We can't tell you where your error is until you tell us how you got this! Your error is somewhere in that calculation.

4. Jun 15, 2010

### Susanne217

Re: Differenciation

There is a mistake cause I get

$$y = x^2\sqrt{(1-x^2)}$$

$$\frac{dy}{dx} = \frac{-3\cdot x^3-2 \cdot x}{\sqrt{(1-x)} \cdot \sqrt{(1+x)}}$$

and then use the "First derivative test" shown here

http://www.math.hmc.edu/calculus/tutorials/extrema/

to find the maximum point of the function

Last edited: Jun 15, 2010
5. Jun 15, 2010

### Mentallic

Re: Differenciation

What you have is wrong. Show us what you did and we'll steer you in the right direction. The key here is to notice that you need to use the product rule.

Last edited: Jun 15, 2010
6. Jun 15, 2010

### Susanne217

Re: Differenciation

Dude according to Wolfram integrator my result is correct..

7. Jun 15, 2010

### Mentallic

Re: Differenciation

So you didn't actually calculate the derivative yourself? Because with my understanding of derivatives, what rl.bhat got is correct and what you have is not what he has... calculator or not...

8. Jun 15, 2010

### Susanne217

Re: Differenciation

I did calculate it and get the result above !

9. Jun 15, 2010

### Mentallic

Re: Differenciation

Then post what you did so I can point at where you've gone wrong.

10. Jun 15, 2010

### Susanne217

Re: Differenciation

you got me pappa

after retrying the calculation I get

$$f'(x) = 2x\cdot \sqrt{(1-x^2)} + x^2 \cdot \frac{-2x}{2\cdot \sqrt{1-x^2}}$$

but still the first derivative test is the way to go to find the maximum of f..

11. Jun 15, 2010

### Mentallic

Re: Differenciation

There you go

12. Jun 16, 2010

### jinx007

Re: Differenciation

hey its so strange, i got the answer that is square root 2/3..

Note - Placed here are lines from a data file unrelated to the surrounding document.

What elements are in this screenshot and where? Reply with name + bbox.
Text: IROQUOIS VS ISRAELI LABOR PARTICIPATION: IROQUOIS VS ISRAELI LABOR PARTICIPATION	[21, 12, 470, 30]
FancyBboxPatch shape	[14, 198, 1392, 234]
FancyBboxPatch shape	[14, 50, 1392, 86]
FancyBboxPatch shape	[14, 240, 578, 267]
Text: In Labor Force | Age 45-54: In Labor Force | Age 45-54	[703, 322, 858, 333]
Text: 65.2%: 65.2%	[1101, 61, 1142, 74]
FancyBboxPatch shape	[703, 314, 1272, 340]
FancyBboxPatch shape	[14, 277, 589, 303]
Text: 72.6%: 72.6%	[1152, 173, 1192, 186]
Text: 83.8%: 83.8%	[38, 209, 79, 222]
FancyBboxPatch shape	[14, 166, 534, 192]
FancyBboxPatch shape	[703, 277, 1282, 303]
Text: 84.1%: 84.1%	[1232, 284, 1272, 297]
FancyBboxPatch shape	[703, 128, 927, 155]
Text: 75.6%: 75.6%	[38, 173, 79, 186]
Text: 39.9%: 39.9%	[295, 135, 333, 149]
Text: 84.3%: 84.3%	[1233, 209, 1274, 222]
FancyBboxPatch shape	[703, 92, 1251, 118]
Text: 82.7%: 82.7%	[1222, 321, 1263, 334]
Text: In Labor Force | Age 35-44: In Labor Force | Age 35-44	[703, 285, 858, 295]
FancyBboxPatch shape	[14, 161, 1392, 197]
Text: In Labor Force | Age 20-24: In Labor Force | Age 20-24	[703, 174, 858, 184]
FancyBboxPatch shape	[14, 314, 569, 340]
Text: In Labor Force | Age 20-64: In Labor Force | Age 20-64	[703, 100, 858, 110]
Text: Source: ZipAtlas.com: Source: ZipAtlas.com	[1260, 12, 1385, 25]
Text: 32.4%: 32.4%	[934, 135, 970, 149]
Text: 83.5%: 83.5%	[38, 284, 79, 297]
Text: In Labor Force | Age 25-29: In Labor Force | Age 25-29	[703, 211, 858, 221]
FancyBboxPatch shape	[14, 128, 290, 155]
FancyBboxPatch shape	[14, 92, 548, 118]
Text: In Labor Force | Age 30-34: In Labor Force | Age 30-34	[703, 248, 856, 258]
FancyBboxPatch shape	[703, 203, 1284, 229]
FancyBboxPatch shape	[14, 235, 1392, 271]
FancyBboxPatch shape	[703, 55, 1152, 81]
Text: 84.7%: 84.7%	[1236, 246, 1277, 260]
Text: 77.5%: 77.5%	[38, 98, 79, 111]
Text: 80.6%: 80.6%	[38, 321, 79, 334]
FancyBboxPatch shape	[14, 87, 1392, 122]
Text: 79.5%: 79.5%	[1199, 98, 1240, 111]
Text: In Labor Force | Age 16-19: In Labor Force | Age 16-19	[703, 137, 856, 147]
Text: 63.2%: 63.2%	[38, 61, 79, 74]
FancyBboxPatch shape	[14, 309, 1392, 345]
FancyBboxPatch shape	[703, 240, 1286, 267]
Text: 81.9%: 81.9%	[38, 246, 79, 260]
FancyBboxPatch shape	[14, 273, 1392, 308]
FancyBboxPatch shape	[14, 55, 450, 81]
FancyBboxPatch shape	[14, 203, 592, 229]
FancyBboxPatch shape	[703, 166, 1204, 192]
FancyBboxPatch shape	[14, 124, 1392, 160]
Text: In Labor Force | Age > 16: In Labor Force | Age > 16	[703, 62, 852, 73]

I make use of the dy/dx = v du - u dv / v^2

so i put x^2 / (1-x^2)^-1/2 and i solve...woOo so puzzling.. anyway thanks to all who helped me..!!!!

13. Jun 16, 2010

### Mentallic

Re: Differenciation

It's not puzzling at all that you apply a different rule of differentiation to solve the same function! If it were different, there are obvious flaws in our "rules".

It works for anything you like, say we wanted to differentiate x2, well we use the obvious rule to turn it into 2x, but say we instead used the quotient rule on $$\frac{1}{x^{-2}}$$ then you would find the same answer, even though more work is required

But be wary, while it may not seem like the same answer at first sight, they are still equivalent so you would need to simplify/re-arrange in order to show they're equal.

14. Jun 16, 2010

### HallsofIvy

Staff Emeritus
Re: Differenciation

You could also have done that as
$$y= x^2(1- x^2)^{1/2}$$
with the chain rule and product rule.

15. Jun 16, 2010

### Gregg

Re: Differenciation

Another way that works is

$$y^2=x^4-x^6$$

$$2yy' = 4x^3-6x^5$$

$$y' = \frac{4x^3-6x^5}{2\sqrt{x^4-x^6}}$$

of course y'=0 implies

$$4x^3-6x^5 = 0$$

$$x = \sqrt{2}/3$$ works